Existing studies on large language models (LLMs) lack deep mechanistic understanding of complex algorithmic reasoning—particularly first-order logic (FOL) inference—due to reliance on simplistic tasks, uncontrolled pretraining data, and insufficient interpretability. Method: The authors introduce the first large-scale, fully open-source FOL reasoning trace corpus (3.5B tokens), integrating 8.8M LLM-augmented human-annotated traces and 7.5M synthetically generated traces rigorously verified by automated theorem provers. They propose an algorithmic provenance metadata framework for fine-grained complexity quantification and step-level verifiability; formal trajectory serialization; complexity-aware stratified sampling; and an LLM–theorem prover collaborative annotation pipeline. Contribution/Results: This dataset significantly enhances LLMs’ generalization, stepwise consistency, and analyzability/control over complexity-aware symbolic reasoning, enabling rigorous empirical investigation into algorithmic reasoning mechanisms.

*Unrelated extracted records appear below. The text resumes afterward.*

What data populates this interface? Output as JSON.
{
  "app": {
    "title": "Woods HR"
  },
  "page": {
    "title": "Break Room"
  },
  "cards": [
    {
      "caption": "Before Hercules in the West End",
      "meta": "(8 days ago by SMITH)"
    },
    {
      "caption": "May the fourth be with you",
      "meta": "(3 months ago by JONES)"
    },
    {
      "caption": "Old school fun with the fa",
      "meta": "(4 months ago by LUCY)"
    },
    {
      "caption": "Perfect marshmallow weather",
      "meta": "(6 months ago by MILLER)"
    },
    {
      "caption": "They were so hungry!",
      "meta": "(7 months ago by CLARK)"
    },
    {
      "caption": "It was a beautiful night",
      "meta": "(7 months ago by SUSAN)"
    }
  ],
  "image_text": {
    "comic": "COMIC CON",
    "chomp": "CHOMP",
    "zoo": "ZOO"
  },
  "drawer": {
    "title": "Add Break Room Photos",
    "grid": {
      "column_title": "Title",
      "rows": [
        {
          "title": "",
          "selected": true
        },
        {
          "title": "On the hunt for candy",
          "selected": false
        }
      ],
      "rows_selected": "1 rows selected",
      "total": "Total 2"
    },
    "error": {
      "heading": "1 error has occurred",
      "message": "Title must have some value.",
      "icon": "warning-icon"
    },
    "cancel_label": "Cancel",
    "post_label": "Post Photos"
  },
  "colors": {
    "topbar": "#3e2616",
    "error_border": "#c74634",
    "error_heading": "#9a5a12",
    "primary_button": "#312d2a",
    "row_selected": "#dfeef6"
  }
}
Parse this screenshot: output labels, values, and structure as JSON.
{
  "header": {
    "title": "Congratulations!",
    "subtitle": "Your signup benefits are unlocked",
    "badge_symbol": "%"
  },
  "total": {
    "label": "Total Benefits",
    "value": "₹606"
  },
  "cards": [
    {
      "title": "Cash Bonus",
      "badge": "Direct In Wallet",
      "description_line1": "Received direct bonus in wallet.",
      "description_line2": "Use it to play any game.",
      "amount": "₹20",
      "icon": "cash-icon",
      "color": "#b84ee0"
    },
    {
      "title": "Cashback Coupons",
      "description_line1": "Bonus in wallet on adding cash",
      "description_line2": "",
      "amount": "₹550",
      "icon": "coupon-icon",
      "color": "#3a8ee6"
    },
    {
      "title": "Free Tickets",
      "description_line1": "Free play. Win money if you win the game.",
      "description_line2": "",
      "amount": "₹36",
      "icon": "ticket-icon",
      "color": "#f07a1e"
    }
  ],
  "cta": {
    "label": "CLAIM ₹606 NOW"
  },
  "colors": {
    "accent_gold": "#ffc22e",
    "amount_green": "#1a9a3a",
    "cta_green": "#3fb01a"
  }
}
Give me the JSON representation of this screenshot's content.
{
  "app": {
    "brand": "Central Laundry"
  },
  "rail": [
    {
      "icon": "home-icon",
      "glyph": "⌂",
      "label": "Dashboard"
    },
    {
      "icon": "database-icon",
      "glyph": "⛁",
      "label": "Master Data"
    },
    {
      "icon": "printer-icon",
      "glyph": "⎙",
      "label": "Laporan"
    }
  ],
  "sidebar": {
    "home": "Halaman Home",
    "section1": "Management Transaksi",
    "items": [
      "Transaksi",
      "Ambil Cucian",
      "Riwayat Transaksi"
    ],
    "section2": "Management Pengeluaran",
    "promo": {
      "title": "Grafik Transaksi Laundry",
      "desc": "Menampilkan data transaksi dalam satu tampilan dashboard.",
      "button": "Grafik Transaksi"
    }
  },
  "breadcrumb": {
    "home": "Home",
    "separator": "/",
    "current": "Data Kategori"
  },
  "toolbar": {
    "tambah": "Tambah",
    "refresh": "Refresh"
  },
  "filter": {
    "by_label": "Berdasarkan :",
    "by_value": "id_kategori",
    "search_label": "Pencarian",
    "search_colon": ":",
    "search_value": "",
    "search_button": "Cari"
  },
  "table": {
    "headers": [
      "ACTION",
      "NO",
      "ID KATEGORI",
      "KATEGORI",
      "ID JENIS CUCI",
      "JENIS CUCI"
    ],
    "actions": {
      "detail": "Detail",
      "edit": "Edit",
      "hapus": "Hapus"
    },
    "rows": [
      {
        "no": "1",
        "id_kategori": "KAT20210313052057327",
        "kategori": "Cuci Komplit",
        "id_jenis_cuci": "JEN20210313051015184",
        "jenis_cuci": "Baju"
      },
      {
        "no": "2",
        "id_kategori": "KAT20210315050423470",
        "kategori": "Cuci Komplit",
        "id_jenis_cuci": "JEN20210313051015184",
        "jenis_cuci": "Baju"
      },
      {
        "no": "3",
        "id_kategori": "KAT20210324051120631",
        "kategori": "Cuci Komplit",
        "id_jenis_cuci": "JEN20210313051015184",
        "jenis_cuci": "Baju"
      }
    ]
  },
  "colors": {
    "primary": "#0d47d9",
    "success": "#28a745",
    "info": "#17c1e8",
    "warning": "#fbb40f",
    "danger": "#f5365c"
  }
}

Transformer-based large language models (LLMs) have demonstrated remarkable reasoning capabilities such as coding and solving mathematical problems to commonsense inference. While these tasks vary in complexity, they all require models to integrate and compute over structured information. Despite recent efforts to reverse-engineer LLM behavior through controlled experiments, our understanding of how these models internalize and execute complex algorithms remains limited. Progress has largely been confined to small-scale studies or shallow tasks such as basic arithmetic and grammatical pattern matching. One barrier to deeper understanding is the nature of pretraining data -- vast, heterogeneous, and often poorly annotated, making it difficult to isolate mechanisms of reasoning. To bridge this gap, we introduce a large-scale, fully open, complexity-annotated dataset of first-order logic reasoning traces, designed to probe and analyze algorithmic reasoning in LLMs. The dataset consists of 3.5 billion tokens, including 8.8 million LLM-augmented, human-annotated examples and 7.5 million synthetically generated examples. Each synthetic example is verifiably correct, produced by a custom automated theorem solver, and accompanied by metadata tracing its algorithmic provenance. We aim to provide a scalable, interpretable artifact for studying how LLMs learn and generalize symbolic reasoning processes, paving the way for more transparent and targeted investigations into the algorithmic capabilities of modern models.